Terrible Sports Idea of the Week: NFL Joint Practices
Hey, here's a great idea! Let's take a violent sport, put two teams that probably hate each other on the same field in the preseason, and see what happens!
Spoiler: What happened was fighting. Lots of fighting.
Here are the Jets and Redskins:
And here are the Colts and Ravens:
This was followed by the usual moral grandstanding, and pearl-clutching, and the entire performative rigamarole. But here's a crazy thought—maybe it's stupid to pit highly competitive players in a physical sport against each other before you have to, and then tell them that they have to restrain themselves at a point in the season when everyone has something to prove. Maybe cut out that element, and suddenly the whole problem will go away.
Of course, this is the NFL, so they'll probably double down on joint practices until somebody dies, and then say that anyone who criticizes the league hates the troops.
Best Way to Win a Baseball Game of the Decade: The Walk-Off Balk!
One of the best things about baseball is that the rules are so complex, and so many weird things can and do happen, that you can count on seeing something very strange at least a half dozen times each year. My favorite example of this came when the Rockies' Garrett Atkins hit a home run that went off a wheelchair in the first row in 2007 in game 163...and was called a double, because it looked like the ball hit the railing. It nearly cost the Rockies a playoff spot.
The latest example came when the Dodgers met the Mariners in Seattle. In the bottom of the 10th, with the bases juiced, Dodgers reliever Dylan Floro did this:
That's a walk-off balk, baby! A BALK-OFF!
This has not happened since 2004, but apparently it has happened a full 22 times in MLB history, which feels like a lot. However, that makes it more rare than a perfect game, and almost as rare as an unassisted triple play. It is quite possibly the most anticlimactic way for a sporting event to end, but the obscurity makes it all worthwhile. It's historic, in the most boring way possible.
Best Possible Way to Get Arrested: Tom Chambers, NBA Veteran
I want to note that I do not support getting arrested, and I do not support assault, but if you have to get arrested, Tom Chambers found the best way. Chambers is a 16-year NBA veteran who is responsible for the dunk you see below but back in mid-April, his resume was clearly not being respected by an unruly dude at a bar. Chambers was being smack talked relentlessly, and the vitriol included lines like, ""You're not sh*t," "You're tall and scrawny" and "Look at your big head." But the real cherry on top was this gem: "Your mom should have killed you when you came out of the womb as ugly as you are, your arms are skinny, your chest is this. Your belly is big."

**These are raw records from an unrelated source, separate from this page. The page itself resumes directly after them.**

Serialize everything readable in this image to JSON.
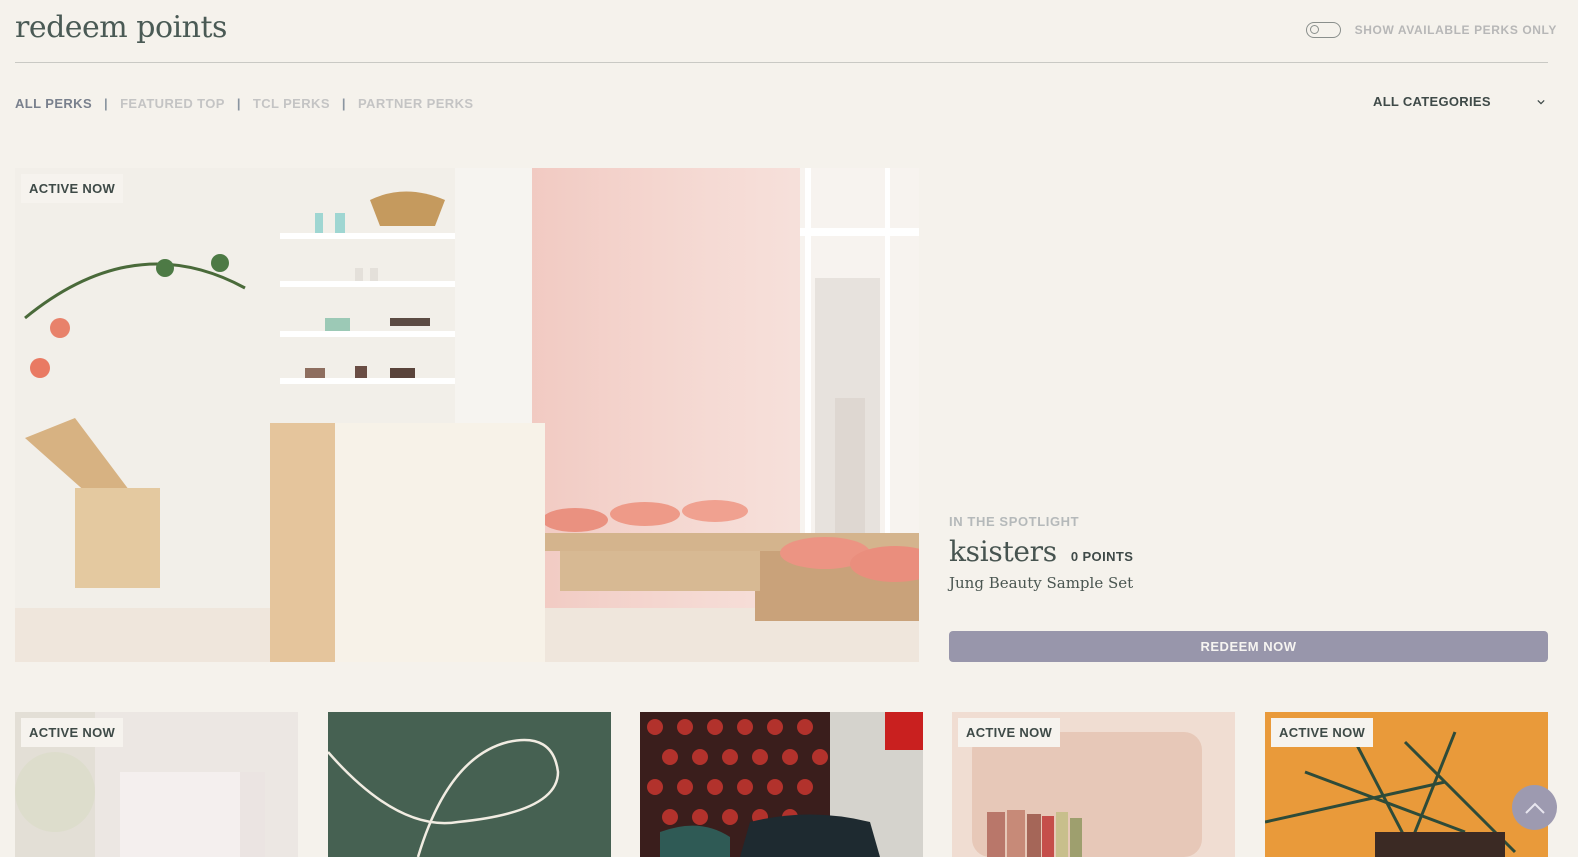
{
  "header": {
    "title": "redeem points",
    "toggle_label": "SHOW AVAILABLE PERKS ONLY"
  },
  "filters": {
    "tabs": [
      {
        "label": "ALL PERKS",
        "active": true
      },
      {
        "label": "FEATURED TOP",
        "active": false
      },
      {
        "label": "TCL PERKS",
        "active": false
      },
      {
        "label": "PARTNER PERKS",
        "active": false
      }
    ],
    "separator": "|",
    "category_select": "ALL CATEGORIES"
  },
  "spotlight": {
    "badge": "ACTIVE NOW",
    "eyebrow": "IN THE SPOTLIGHT",
    "brand": "ksisters",
    "points": "0 POINTS",
    "product": "Jung Beauty Sample Set",
    "cta": "REDEEM NOW"
  },
  "cards": [
    {
      "badge": "ACTIVE NOW"
    },
    {
      "badge": ""
    },
    {
      "badge": ""
    },
    {
      "badge": "ACTIVE NOW"
    },
    {
      "badge": "ACTIVE NOW"
    }
  ],
  "colors": {
    "background": "#f5f2ec",
    "accent_button": "#9896ab",
    "active_tab": "#79808d",
    "inactive_tab": "#c4c4c4"
  },
  "icons": {
    "dropdown": "chevron-down-icon",
    "scroll_top": "chevron-up-icon"
  }
}
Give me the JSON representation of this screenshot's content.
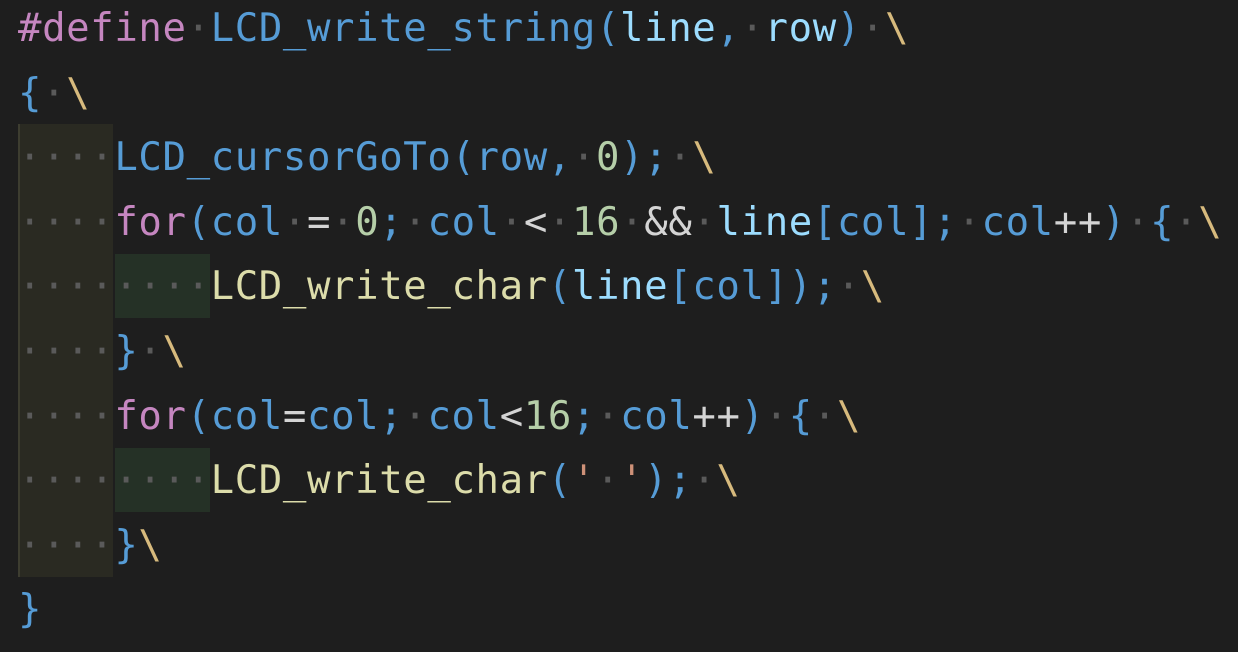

That's some pretty involved heckling! And pretty brutal, too, or at least plenty brutal for Chambers, who apparently came across the bar and either "put hands on him" (Chamber's version) or "grabbed him by the throat and threw him backwards" (the other guy's). Police came, and it emerged last week that Chambers was charged with assault while his heckler got hit with disorderly conduct. And while that's not great for Chambers, sometimes a jerk at a bar just needs to be shut up. As far as arrests go, this one goes down as "actually pretty righteous."
P.S. violence is bad, don't get arrested.
The Warhorse of the Week: Simona Halep
Simona Halep is an excellent tennis player, and it's great that she finally won her first career grand slam at the French this season. She's the kind of player who gets to everything, never gives up, and is just an insanely tough out under any circumstance. As such, she has a tendency to play unbelievably epic matches, which we saw in Australia in her semifinal win over Kerber and her finals loss to Wozniacki (not to mention her 15-13 round of 16 win against Lydia Davis), and at the French in her three-set comeback win against Sloane Stephens in the finals.
This past weekend, she was at Cincinnati in a tune-up for the U.S. Open, and against Kiki Bertens in the final, she wound up in yet another third set. Trailing 4-1, she pulled out this point:
Halep went on to lose the set, but still—for someone who is rarely talked about even in the world of tennis, she really produces great points, great matches, and great tournaments.